>> Iraq's Kurds are being grounded after voting an overwhelming yes for independence. International flights to and from Iraq's Kurdistan region are stopping Friday evening after the central government imposed a ban in retaliation for the region's referendum on statehood. These passengers in Istanbul are some of the last to fly in to Erbil.
> We are not the source of the problem. The problem is from the Iraqi government. We had to make a decision for our future, and this is our right. Just like Turkey and Iran, we have the right to have our own land.>> The Kurds are calling the ban collective punishment.
The unofficial independence bid was condemned by just about everyone.
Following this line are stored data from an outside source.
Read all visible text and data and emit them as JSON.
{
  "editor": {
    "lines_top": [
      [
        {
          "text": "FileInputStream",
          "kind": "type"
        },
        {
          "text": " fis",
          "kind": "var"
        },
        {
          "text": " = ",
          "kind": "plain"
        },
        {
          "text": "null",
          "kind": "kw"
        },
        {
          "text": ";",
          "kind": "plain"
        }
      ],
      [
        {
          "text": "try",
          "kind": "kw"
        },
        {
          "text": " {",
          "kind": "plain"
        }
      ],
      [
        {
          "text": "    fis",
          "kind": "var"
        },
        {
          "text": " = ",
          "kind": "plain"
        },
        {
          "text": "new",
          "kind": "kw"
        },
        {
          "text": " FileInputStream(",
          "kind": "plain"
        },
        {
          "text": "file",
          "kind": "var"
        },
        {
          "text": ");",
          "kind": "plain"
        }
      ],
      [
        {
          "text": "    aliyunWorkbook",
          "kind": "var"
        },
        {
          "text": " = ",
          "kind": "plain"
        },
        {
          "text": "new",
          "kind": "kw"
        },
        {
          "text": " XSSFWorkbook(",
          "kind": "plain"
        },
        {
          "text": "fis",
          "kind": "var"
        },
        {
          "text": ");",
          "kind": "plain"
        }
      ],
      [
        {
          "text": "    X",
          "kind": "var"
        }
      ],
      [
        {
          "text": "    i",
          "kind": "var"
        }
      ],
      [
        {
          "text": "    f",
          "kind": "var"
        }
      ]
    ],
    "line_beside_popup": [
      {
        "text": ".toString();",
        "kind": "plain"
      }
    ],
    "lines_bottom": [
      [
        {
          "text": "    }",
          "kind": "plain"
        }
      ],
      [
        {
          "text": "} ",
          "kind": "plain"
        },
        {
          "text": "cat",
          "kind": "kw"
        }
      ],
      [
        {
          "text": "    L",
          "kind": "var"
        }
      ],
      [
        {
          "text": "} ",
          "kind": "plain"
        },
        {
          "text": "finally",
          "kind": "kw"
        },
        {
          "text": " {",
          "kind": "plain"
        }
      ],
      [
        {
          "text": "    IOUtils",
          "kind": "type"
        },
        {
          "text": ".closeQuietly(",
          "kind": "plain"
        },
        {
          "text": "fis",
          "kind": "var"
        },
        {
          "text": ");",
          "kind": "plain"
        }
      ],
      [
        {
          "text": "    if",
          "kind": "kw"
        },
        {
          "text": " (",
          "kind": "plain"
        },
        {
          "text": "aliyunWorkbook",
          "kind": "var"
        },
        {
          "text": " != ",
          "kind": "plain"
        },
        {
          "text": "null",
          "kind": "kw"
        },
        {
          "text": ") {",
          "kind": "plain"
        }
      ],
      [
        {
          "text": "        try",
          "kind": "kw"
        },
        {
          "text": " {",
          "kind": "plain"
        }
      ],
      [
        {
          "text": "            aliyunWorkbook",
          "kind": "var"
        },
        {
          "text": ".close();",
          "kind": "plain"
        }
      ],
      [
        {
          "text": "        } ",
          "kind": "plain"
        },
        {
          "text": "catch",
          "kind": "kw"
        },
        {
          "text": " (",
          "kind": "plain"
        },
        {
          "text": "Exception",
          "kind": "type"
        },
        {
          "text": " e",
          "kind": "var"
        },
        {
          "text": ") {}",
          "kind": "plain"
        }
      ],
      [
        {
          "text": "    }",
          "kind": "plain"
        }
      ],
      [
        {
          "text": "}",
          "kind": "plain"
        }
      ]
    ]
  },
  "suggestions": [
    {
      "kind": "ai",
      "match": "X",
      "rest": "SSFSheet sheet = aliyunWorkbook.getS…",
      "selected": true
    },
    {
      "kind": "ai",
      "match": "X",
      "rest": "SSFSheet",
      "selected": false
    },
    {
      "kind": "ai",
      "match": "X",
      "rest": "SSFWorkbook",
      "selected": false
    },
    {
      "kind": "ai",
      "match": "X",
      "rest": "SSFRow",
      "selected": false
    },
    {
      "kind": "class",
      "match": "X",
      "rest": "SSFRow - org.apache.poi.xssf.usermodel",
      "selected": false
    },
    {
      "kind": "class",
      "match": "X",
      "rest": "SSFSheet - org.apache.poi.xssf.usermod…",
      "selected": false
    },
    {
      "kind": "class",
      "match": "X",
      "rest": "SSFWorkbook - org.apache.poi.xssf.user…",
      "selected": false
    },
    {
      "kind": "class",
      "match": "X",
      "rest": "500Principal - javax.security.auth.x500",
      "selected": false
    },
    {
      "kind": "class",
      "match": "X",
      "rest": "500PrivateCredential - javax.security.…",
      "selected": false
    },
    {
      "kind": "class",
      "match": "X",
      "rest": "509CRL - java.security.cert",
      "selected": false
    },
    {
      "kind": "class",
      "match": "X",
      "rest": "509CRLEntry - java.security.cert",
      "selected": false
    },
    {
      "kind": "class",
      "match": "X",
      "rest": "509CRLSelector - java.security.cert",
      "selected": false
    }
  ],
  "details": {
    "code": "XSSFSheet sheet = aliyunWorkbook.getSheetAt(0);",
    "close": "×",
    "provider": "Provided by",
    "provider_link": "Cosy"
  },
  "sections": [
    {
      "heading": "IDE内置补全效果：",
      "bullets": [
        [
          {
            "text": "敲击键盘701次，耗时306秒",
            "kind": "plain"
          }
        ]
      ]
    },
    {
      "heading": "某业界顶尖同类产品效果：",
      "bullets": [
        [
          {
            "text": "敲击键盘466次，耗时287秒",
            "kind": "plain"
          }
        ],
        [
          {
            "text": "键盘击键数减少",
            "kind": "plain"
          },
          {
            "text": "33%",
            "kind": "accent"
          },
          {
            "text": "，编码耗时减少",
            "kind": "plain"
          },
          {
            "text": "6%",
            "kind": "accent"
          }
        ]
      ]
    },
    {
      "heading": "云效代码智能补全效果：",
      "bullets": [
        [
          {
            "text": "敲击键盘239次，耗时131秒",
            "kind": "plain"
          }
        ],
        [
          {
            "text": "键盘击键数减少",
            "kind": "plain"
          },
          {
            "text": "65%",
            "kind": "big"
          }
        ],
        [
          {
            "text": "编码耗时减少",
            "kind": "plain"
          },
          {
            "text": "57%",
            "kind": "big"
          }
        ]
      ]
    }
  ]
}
Turkey and Iran, with their own large Kurdish populations, have been particularly vocal. But Reuters Turkey bureau chief, Dominic Evans, says while there's been a lot of threats from Ankara, so far they've only joined the flight ban.>> It has yet to take any stronger steps.
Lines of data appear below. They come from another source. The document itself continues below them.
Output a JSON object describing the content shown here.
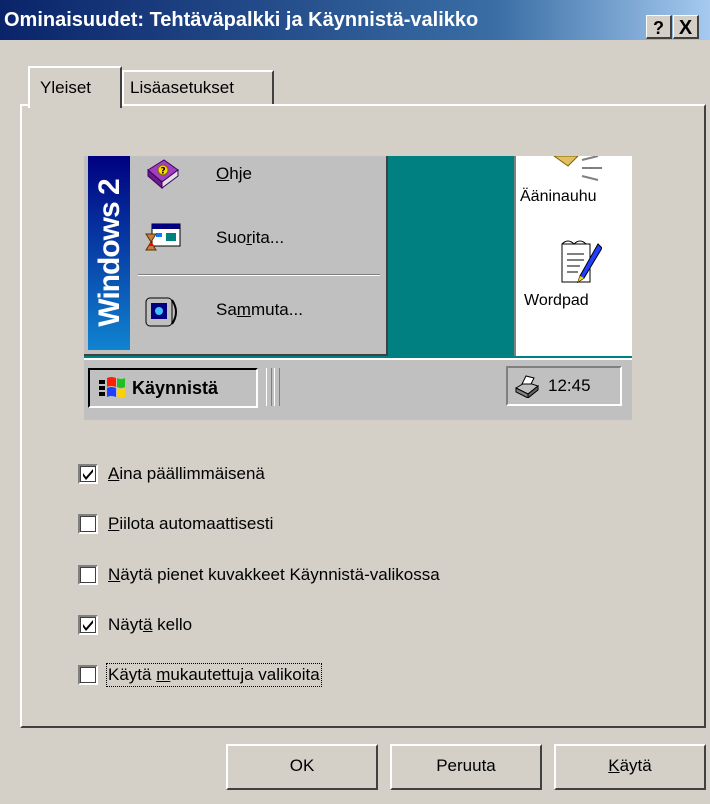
{
  "window": {
    "title": "Ominaisuudet: Tehtäväpalkki ja Käynnistä-valikko",
    "help_label": "?",
    "close_label": "X"
  },
  "tabs": [
    {
      "label": "Yleiset",
      "active": true
    },
    {
      "label": "Lisäasetukset",
      "active": false
    }
  ],
  "preview": {
    "banner_text": "Windows 2",
    "menu_items": [
      {
        "label_pre": "",
        "accel": "O",
        "label_post": "hje",
        "icon": "help-book-icon"
      },
      {
        "label_pre": "Suo",
        "accel": "r",
        "label_post": "ita...",
        "icon": "run-icon"
      },
      {
        "label_pre": "Sa",
        "accel": "m",
        "label_post": "muta...",
        "icon": "shutdown-icon"
      }
    ],
    "desktop_icons": [
      {
        "label": "Ääninauhu",
        "icon": "sound-recorder-icon"
      },
      {
        "label": "Wordpad",
        "icon": "wordpad-icon"
      }
    ],
    "start_label": "Käynnistä",
    "clock": "12:45"
  },
  "options": [
    {
      "label_pre": "",
      "accel": "A",
      "label_post": "ina päällimmäisenä",
      "checked": true
    },
    {
      "label_pre": "",
      "accel": "P",
      "label_post": "iilota automaattisesti",
      "checked": false
    },
    {
      "label_pre": "",
      "accel": "N",
      "label_post": "äytä pienet kuvakkeet Käynnistä-valikossa",
      "checked": false
    },
    {
      "label_pre": "Näyt",
      "accel": "ä",
      "label_post": " kello",
      "checked": true
    },
    {
      "label_pre": "Käytä ",
      "accel": "m",
      "label_post": "ukautettuja valikoita",
      "checked": false
    }
  ],
  "buttons": {
    "ok": "OK",
    "cancel": "Peruuta",
    "apply_pre": "",
    "apply_accel": "K",
    "apply_post": "äytä"
  },
  "colors": {
    "titlebar_start": "#0a246a",
    "desktop": "#008080",
    "face": "#d4d0c8"
  }
}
And so far all we've heard is strong language and threats. The Turkish Prime Minister, Binali Yildirim, has also said that any measures will be taken trying to target those who actually carried out the referendum, not the civilians in Northern Iraq. Which would suggest that Turkey does not want to take sweeping actions.
>> Kurdish leaders insist the referendum is legitimate, and they now have a mandate to start negotiations. But Iraqi Prime Minister, Haider al-Abadi, is refusing to engage in talks. The UN and US have both offered to help mediate. And there is a belief that only direct dialogue is the way forward.
But it's not clear when that will happen.